Pourquoi le télétravail pèse autant. Bloom résume l’avantage du télétravail en matière de productivité avec quelques arguments assez évidents : le télétravail signifie moins de temps perdu dans les déplacements, moins de distractions au bureau et une concentration plus facile. À cela s’ajoutent deux autres effets, également très importants, qui sont la création d’entreprises et l’entrée d’un plus grand nombre de personnes sur le marché du travail en découplant l’embauche de talents d’une certaine zone géographique.
En d’autres termes, le télétravail change non seulement le lieu de travail, mais donne également accès à un marché de recrutement plus large et permet de réaliser des économies en supprimant les bureaux. L’économiste affirme que cette combinaison explique pourquoi les chiffres de productivité ont non seulement résisté à l’impact d’une crise mondiale, mais se sont également améliorés.

Le retour obstiné au bureau. Alors que Bloom note que « le télétravail est corrélé à une plus grande croissance de la productivité », les grandes entreprises n’ont fait que faire pression sur leurs effectifs pour qu’ils retournent au bureau à temps plein.

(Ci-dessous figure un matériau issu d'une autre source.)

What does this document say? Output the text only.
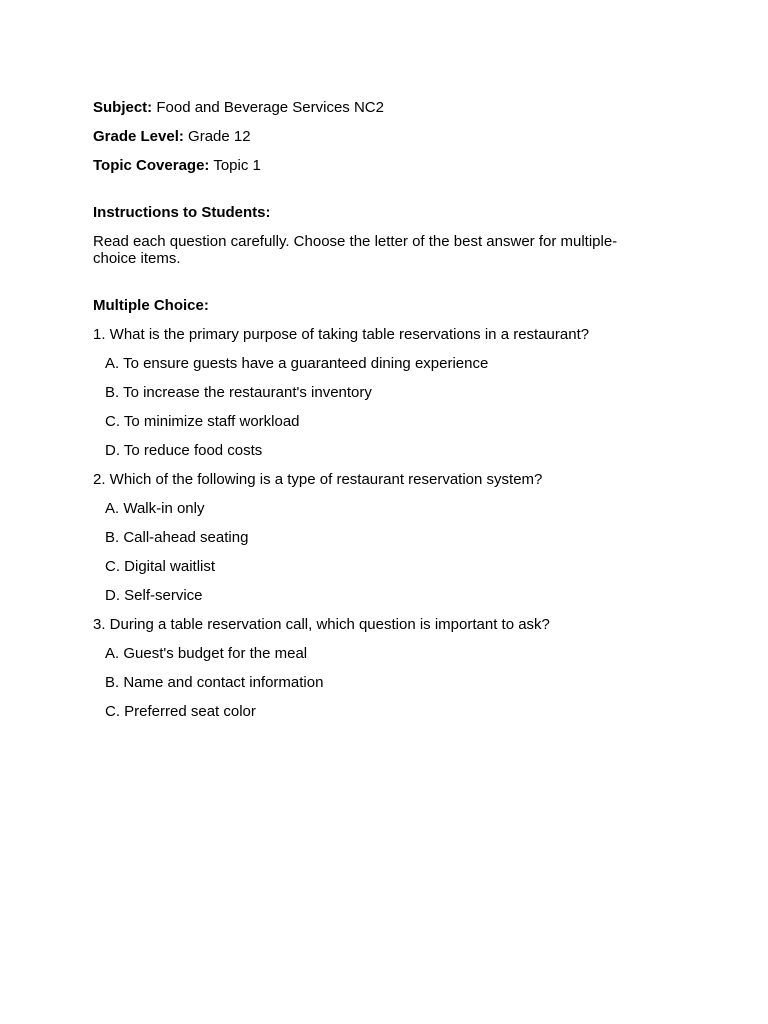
Subject: Food and Beverage Services NC2
Grade Level: Grade 12
Topic Coverage: Topic 1
Instructions to Students:
Read each question carefully. Choose the letter of the best answer for multiple-choice items.
Multiple Choice:
1. What is the primary purpose of taking table reservations in a restaurant?
A. To ensure guests have a guaranteed dining experience
B. To increase the restaurant's inventory
C. To minimize staff workload
D. To reduce food costs
2. Which of the following is a type of restaurant reservation system?
A. Walk-in only
B. Call-ahead seating
C. Digital waitlist
D. Self-service
3. During a table reservation call, which question is important to ask?
A. Guest's budget for the meal
B. Name and contact information
C. Preferred seat color
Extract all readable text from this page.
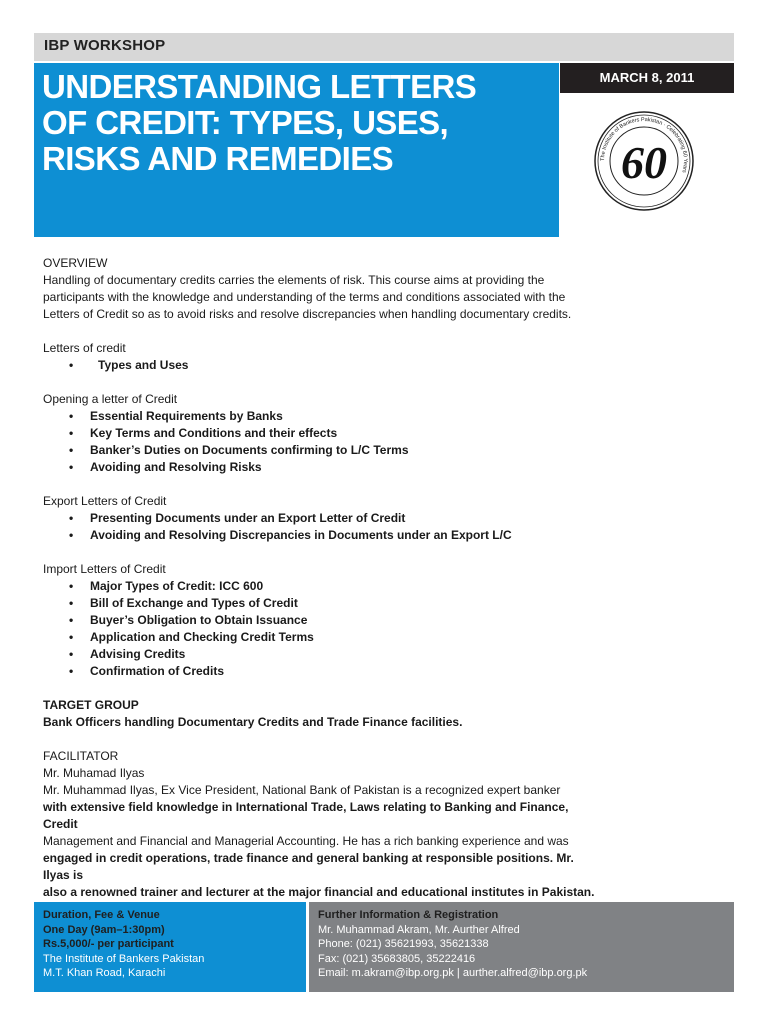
IBP WORKSHOP
UNDERSTANDING LETTERS
OF CREDIT: TYPES, USES,
RISKS AND REMEDIES
MARCH 8, 2011
The Institute of Bankers Pakistan · Celebrating 60 Years
60

OVERVIEW

Handling of documentary credits carries the elements of risk. This course aims at providing the

participants with the knowledge and understanding of the terms and conditions associated with the

Letters of Credit so as to avoid risks and resolve discrepancies when handling documentary credits.

Letters of credit

• Types and Uses

Opening a letter of Credit

• Essential Requirements by Banks
• Key Terms and Conditions and their effects
• Banker’s Duties on Documents confirming to L/C Terms
• Avoiding and Resolving Risks

Export Letters of Credit

• Presenting Documents under an Export Letter of Credit
• Avoiding and Resolving Discrepancies in Documents under an Export L/C

Import Letters of Credit

• Major Types of Credit: ICC 600
• Bill of Exchange and Types of Credit
• Buyer’s Obligation to Obtain Issuance
• Application and Checking Credit Terms
• Advising Credits
• Confirmation of Credits

TARGET GROUP

Bank Officers handling Documentary Credits and Trade Finance facilities.

FACILITATOR

Mr. Muhamad Ilyas

Mr. Muhammad Ilyas, Ex Vice President, National Bank of Pakistan is a recognized expert banker

with extensive field knowledge in International Trade, Laws relating to Banking and Finance, Credit

Management and Financial and Managerial Accounting. He has a rich banking experience and was

engaged in credit operations, trade finance and general banking at responsible positions. Mr. Ilyas is

also a renowned trainer and lecturer at the major financial and educational institutes in Pakistan.

Duration, Fee & Venue
One Day (9am–1:30pm)
Rs.5,000/- per participant
The Institute of Bankers Pakistan
M.T. Khan Road, Karachi
Further Information & Registration
Mr. Muhammad Akram, Mr. Aurther Alfred
Phone: (021) 35621993, 35621338
Fax: (021) 35683805, 35222416
Email: m.akram@ibp.org.pk | aurther.alfred@ibp.org.pk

L’économiste reconnaît que la justification a un certain fondement : plus de collaboration, de meilleures décisions et plus d’apprentissage pour les jeunes salariés. Cependant, il remet en question l’idée selon laquelle il faut être présent tous les jours pour bénéficier de ces avantages. Selon ses travaux à la tête d’une équipe de chercheurs, un modèle hybride de deux jours en présentiel et trois jours à distance est plus efficace, car il laisse la collaboration pour les moments où elle ajoute vraiment de la valeur et transfère à la maison les tâches qui nécessitent une plus grande capacité de concentration.
L’IA doit encore faire ses preuves. Comme le souligne , même si les données de productivité de ces dernières années ne peuvent pas être attribuées à l’IA parce qu’elle n’a pas encore été largement mise en œuvre dans les entreprises, on ne peut pas exclure qu’elle puisse avoir un impact considérable à l’avenir.
Comme publié, certains économistes commencent à voir des signes d’amélioration de la productivité qui pourraient être liés à l’automatisation apportée par l’IA, même s’ils sont encore perçus modérément et ne justifient pas l’augmentation des cinq dernières années. Et c’est là que réside la clé du prétendu grand miracle productif des États-Unis, qui, ironiquement, pourrait avoir moins à voir avec les algorithmes et bien plus avec des gens travaillant depuis leur canapé, avec un café à côté et sans avoir à perdre la moitié de leur vie dans les embouteillages sur le chemin du travail.